Since writing Tricky When You Least Expect It in June 2010, I've gotten a number of responses offering better solutions to the`angle_diff`

problem. The final version I presented in the original article was this:
angle_diff(Begin, End) ->
D = End - Begin,
DA = abs(D),
case {DA > 180, D > 0} of
{true, true} -> DA - 360;
{true, _} -> 360 - DA;
_ -> D
end.

But, maybe surprisingly, this function can be written in two lines:
angle_diff(Begin, End) ->
(End - Begin + 540) rem 360 - 180.

The key is to shift the difference into the range -180 to 180 before the modulo operation. The "- 180" at the end adjusts it back. One quirk of Erlang is that the modulo operator (rem) gives a negative result if the first value is negative. That's easily fixed by adding 360 to the difference (180 + 360 = 540) to ensure that it's always positive. (Remember that adding 360 to an angle gives the same angle.)
So how did I miss this simpler solution?
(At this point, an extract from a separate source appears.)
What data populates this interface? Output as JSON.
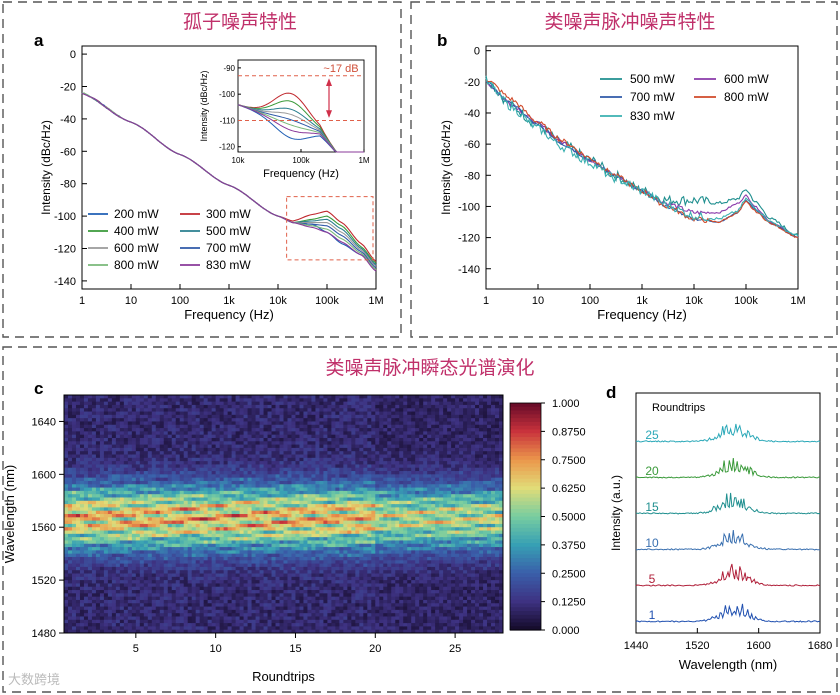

I got off track by by thinking I needed an absolute value, and things went downhill from there. I'd like to think if I could rewind and re-attempt the problem from scratch, then I'd see the error of my ways, but I suspect I'd miss it the second time, too. And that's what I was getting at when I wrote "Tricky When You Least Expect It": that you never know when it will take some real thought to solve a seemingly simple problem.

(Thanks to Samuel Tardieu, Benjamin Newman, and Greg Rosenblatt, who all sent almost identical solutions.)